学ぶすべは、技能的な活動のために必要な知識の蓄積のなかだけではなく、そういう蓄積のない学習のなかにもある。

学習には二つのタイプがある。
経験、書物、技能的な活動のなかで使われる教育を通して、膨大な知識を獲得し、蓄積することがひとつ。
そして、もうひとつはけっして蓄積などせず、絶対必要なもの以外は何も記録しないようなかたちの学習である。

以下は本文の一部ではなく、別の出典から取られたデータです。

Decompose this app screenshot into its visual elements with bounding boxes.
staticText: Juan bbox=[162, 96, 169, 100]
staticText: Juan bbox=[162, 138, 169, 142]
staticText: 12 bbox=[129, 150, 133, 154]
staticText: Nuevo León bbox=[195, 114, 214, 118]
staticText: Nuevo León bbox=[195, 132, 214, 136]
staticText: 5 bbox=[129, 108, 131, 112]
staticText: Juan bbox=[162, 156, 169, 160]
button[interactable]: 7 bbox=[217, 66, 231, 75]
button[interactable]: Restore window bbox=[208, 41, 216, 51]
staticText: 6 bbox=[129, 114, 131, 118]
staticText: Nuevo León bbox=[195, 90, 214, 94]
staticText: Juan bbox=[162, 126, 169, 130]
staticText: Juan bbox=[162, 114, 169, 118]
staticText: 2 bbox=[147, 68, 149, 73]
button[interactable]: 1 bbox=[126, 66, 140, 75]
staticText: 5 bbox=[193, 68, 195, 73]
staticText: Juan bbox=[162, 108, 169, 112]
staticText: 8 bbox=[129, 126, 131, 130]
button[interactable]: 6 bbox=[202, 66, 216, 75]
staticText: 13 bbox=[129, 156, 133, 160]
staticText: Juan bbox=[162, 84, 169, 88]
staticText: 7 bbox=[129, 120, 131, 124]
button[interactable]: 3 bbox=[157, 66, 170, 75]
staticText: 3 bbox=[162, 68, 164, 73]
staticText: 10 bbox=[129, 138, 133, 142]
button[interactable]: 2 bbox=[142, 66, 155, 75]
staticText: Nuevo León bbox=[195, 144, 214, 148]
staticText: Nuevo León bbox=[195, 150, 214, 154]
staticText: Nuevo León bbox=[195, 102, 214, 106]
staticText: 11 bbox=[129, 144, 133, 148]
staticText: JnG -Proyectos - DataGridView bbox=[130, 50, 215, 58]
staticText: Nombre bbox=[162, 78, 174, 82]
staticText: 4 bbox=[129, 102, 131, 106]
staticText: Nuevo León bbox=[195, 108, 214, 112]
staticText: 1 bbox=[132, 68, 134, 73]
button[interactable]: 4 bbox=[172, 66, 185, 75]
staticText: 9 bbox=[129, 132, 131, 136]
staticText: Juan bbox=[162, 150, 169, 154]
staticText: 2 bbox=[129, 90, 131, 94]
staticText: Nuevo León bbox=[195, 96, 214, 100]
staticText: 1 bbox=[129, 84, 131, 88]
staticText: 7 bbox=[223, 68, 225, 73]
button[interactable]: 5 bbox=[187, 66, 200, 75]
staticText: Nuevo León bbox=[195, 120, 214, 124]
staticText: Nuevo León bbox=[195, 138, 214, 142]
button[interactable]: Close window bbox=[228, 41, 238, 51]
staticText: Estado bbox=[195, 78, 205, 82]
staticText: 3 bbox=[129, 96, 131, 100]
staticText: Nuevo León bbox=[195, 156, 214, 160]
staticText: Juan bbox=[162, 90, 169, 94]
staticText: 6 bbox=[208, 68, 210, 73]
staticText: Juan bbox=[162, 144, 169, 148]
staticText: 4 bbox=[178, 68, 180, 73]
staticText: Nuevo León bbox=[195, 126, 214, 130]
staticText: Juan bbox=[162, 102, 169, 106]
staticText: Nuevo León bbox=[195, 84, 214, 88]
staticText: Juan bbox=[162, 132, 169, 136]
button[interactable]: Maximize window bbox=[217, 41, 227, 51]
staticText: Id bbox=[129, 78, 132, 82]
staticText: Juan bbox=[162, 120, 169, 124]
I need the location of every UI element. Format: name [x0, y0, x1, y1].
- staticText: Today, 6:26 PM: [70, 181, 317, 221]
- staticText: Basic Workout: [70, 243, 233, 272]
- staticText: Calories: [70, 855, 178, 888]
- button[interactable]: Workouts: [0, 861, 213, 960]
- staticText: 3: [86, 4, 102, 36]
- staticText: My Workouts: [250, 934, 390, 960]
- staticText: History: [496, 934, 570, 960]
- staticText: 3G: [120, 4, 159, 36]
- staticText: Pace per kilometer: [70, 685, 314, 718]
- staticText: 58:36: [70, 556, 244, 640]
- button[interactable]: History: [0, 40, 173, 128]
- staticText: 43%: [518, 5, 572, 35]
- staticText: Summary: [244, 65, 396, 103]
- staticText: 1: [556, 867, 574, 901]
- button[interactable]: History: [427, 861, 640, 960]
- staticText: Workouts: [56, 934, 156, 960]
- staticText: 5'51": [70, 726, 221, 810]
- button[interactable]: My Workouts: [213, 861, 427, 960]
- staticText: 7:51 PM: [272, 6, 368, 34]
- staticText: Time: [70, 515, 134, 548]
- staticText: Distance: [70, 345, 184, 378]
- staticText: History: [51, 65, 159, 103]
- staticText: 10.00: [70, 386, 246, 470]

最初のかたちにおいては、頭脳は知識を記録し、蓄積し、それを貯えて、その蓄えから行動を起こす。
それが巧妙であろうとなかろうと、である。
第二の形態においては、人は完全に自覚しているので、絶対的に必要なものだけを記録し、それ以外のものはいっさい記録しない。
そうなったら、精神は蓄積された知識の運動に散らされたり、影響されたりはしない。

このような学習法、知識の蓄積の仕方においては、技能的なはたらきに必要なものだけを記録することによって、いかなる心理的な反応も記録しないようになる。
頭脳は、機能や技能が必要な知識は用いるが、心理的な領域において記録することからは解放されている。
頭脳が完全に自覚して、その結果、必要なものだけを記録し不要なものは絶対に記録しないようになる、ということはきわめて困難である。
たとえば、誰かがあなたを侮辱する、あるいはあなたにお世辞を言う、誰かがあなたのことをああだこうだと言う。
しかしそれを記録することはない。
これはとてつもない明晰さを与える。
つまり、心理的な意味で〈私〉を、自己という構築物を築き上げることがいっさいないように、記録し、それでいて記録しないということは―。
自己という構築物が生じるのは、必要でないあらゆるものを記録するときだけである。
つまり自分の名前、自分の経験、自分の意見や結論など自己のエネルギーを強化するものすべてに重要性を与えるときだけである。
そしてその自己は、つねに事物を歪めている。